Q: Which CEOs, in healthcare or outside of it, do you admire most?

JB: "In healthcare, Toby Cosgrove closed two hospitals and chased high-profit care away from his system. He's attempting to replace it with a sales force flying in tertiary care [under bundled payments with employers]. The fact that a CEO with such market dominance — who could spend the rest of his life patting himself on the back — actually cut himself to grow back a healthier part is inspiring to me. It's hard to cut away what you have already and insist on what, strategically, you should have instead.

I think John Mackey [co-CEO and co-founder of Whole Foods Market] and Steve Jobs do and did the most important thing a CEO can do, which is ensure no matter how big they get, they are still really tiny compared to the opportunity. Never outgrow your segment. Never settle in the upper right quadrant of your market, where you have all the biggest customers.

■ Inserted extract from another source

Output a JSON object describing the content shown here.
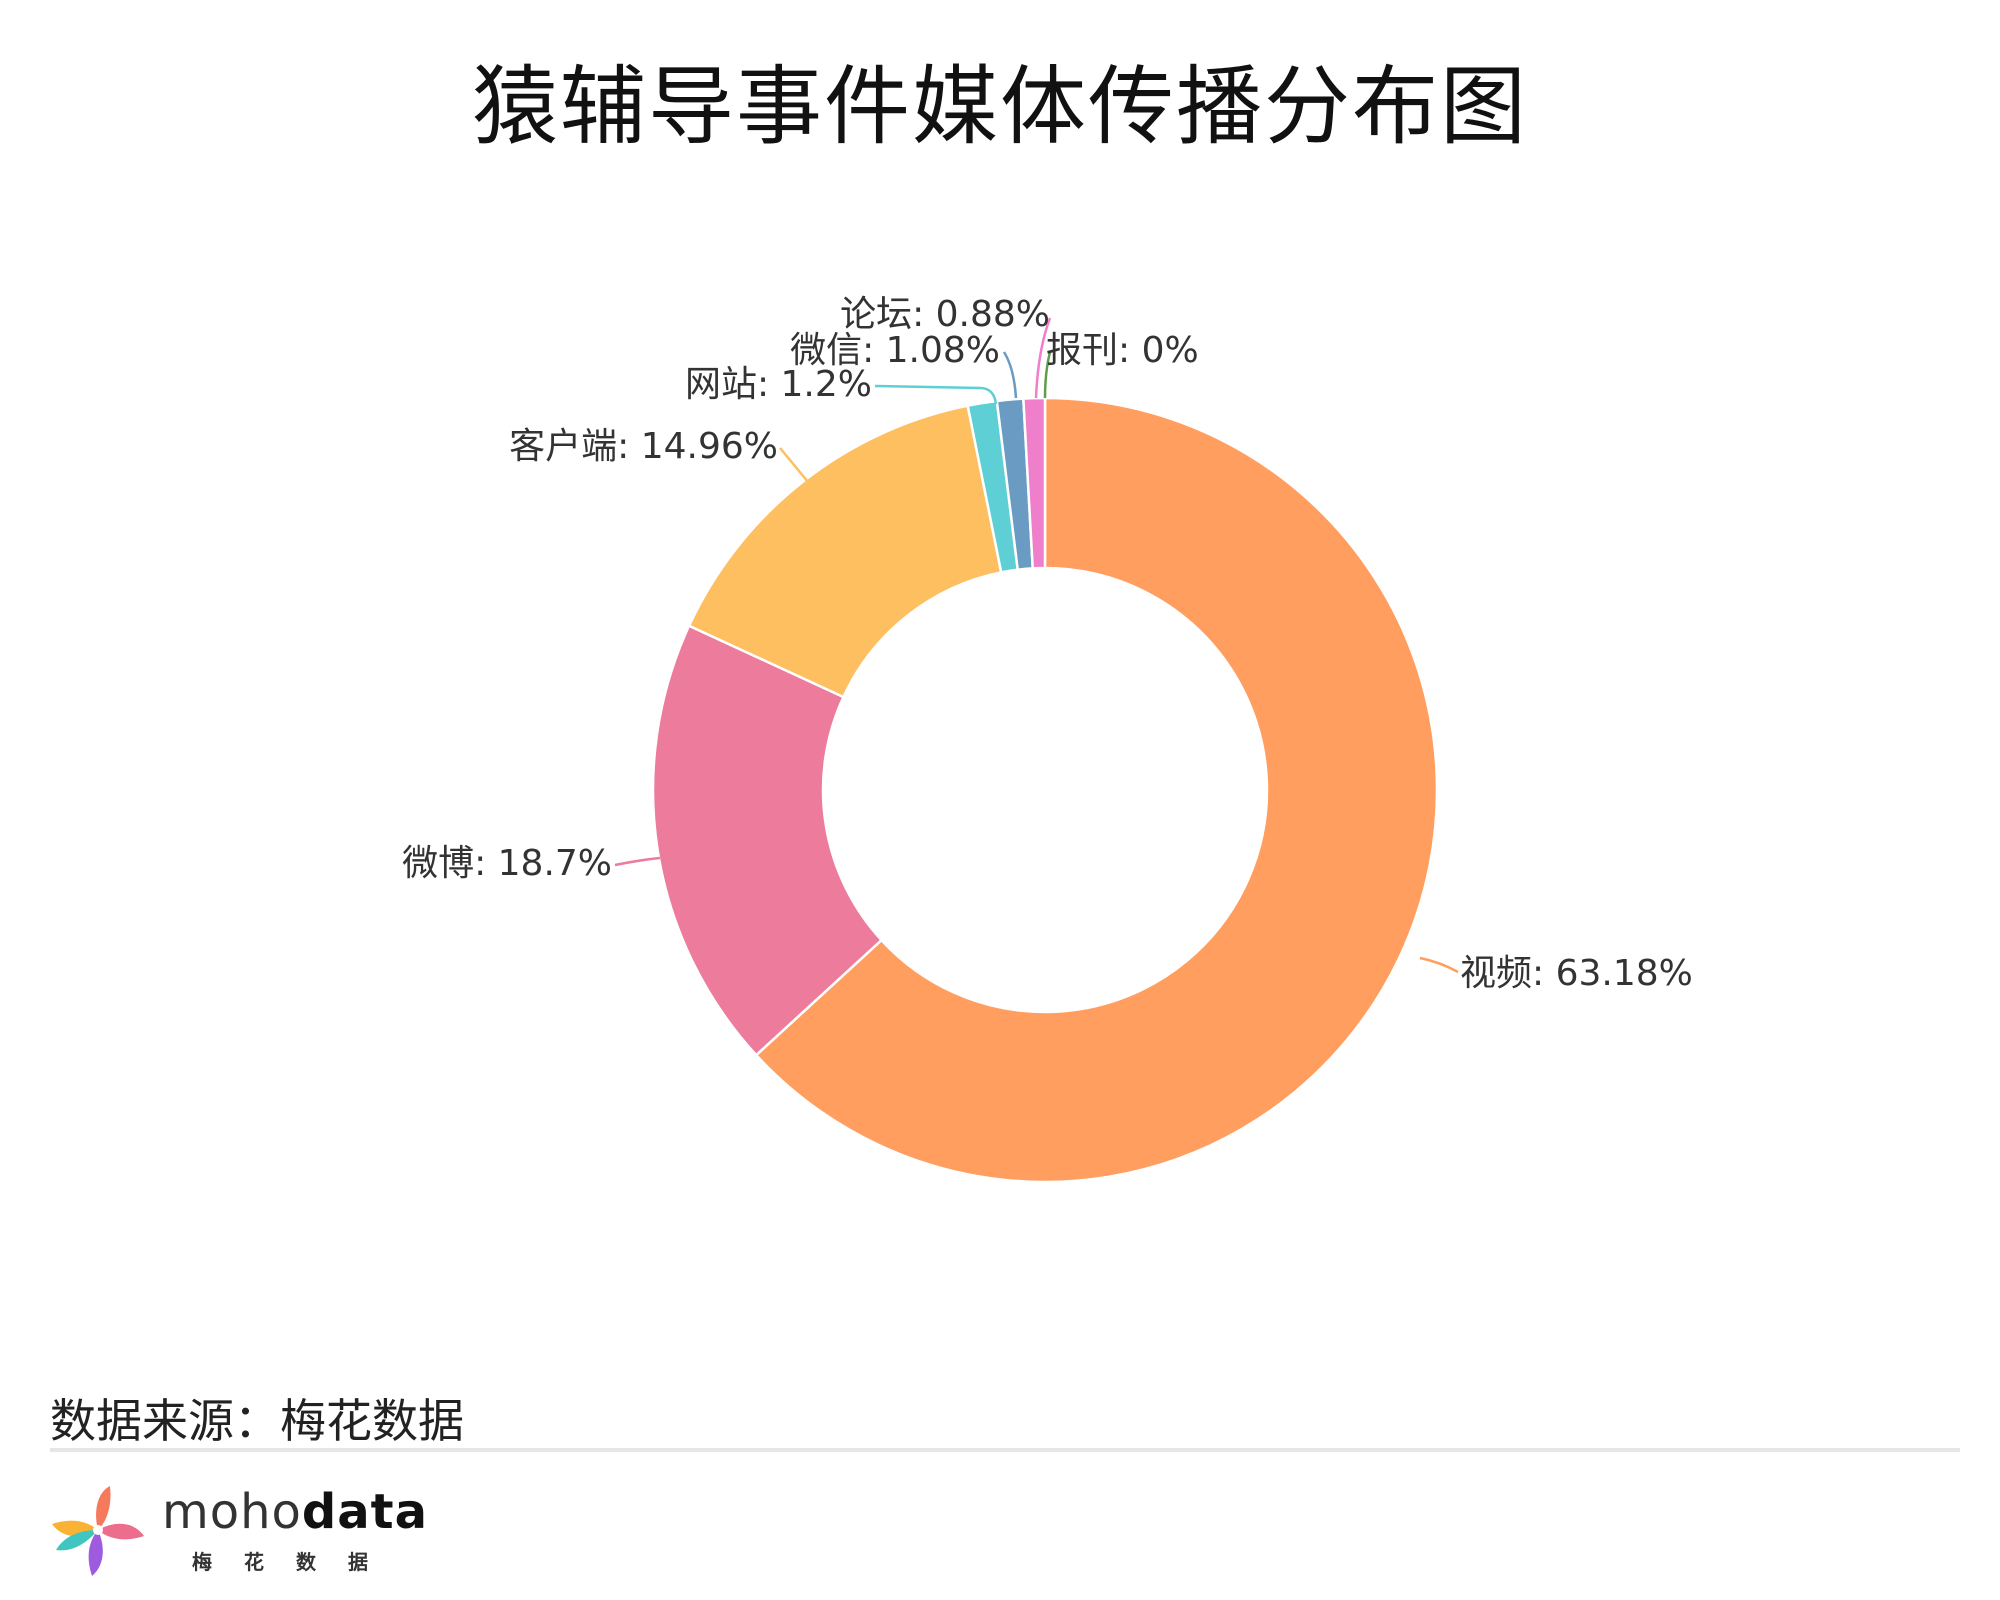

Jobs said I'm no longer going to sell computers — I mean I'll sell them, but I'm not going to care. I'm going to take the computing out of computers and sell them where there is no computer. He died, and [Tim] Cook, who saw profitability of Apple spike, went from the iPhone 5 to the iPhone 6. I'm like, that's it? That's not good enough. That's not enough. Maybe the Apple Watch, but maybe Cook is ending it and Apple won't be small any more. It'll be big. You can be scrappy at any size as long as what you are looking out against is vastly bigger, better and more important than you. Once you fill your opportunity, you're it. You will be rendered obsolete by the next best thing.  Jobs made there be a frontier of enormous size and beauty.

Think about how many restaurants get the vat of Marsala sauce and the food comes from Sysco and it's essentialized where it's like, I don't really know what I'm eating. But at Whole Foods, I know everything about it. I can get it extra spicy, from this region, fully cooked, partly cooked. [Mackey] took on the established supermarket with unknown, commoditized food and came way in above it, then took on the restaurant and came way in below it. For people who work and cook, for people who work and come home to kids — it's ecstasy. Thank God [you] can go some place that feels good, smells good, has flowers before I come home to be a cooking mom or dad. I love that."

Q: What's the last memorable thing you read?

JB: "I'm reading "Killer Angels." It's the story of the Battle of Gettysburg, and it talks about these generals around Robert E. Lee: Their personalities, their tensions, their communication issues — where they didn't quite get it. They thought he said this, but he said that. Or they knew he was wrong, but they respected him so much they didn't want to get up in his face.

There's another set of characters, totally different — the Yankees — who are more intellectual, more diverse, spent a lot more time talking to one another and were never deferential. The [general] of the Union army was just forced into the job he didn't want because the other guy quit, whereas Lee was like royalty.

My whole team is going to Gettysburg in July with the chairman of the history department of [the U. S. Military Academy at] West Point, and we're going to walk to [the site of] each of these mess-ups. And basically from what I can tell so far it was the South's to lose. They lost it. Everything was in their favor and they blew it [due to] communication and culture. That excess reverence to Lee — nobody said, 'Lee, no, no.'

The other thing: Lee loved his men so much. He was so acutely aware of what they needed emotionally, that he managed on that. Some of his decisions came from the fact that he knew how they felt. He didn't dare disappoint them.

Basically, they picked the wrong fight. The Yankees had the high ground, but Lee knew his guys wanted to fight. He couldn't stand up to them and say, 'No, we're going to make them walk north off the high ground.' He did it because he loved them. I can't tell you how often, as CEO, you do something because you love your employee or your team that hurts the company."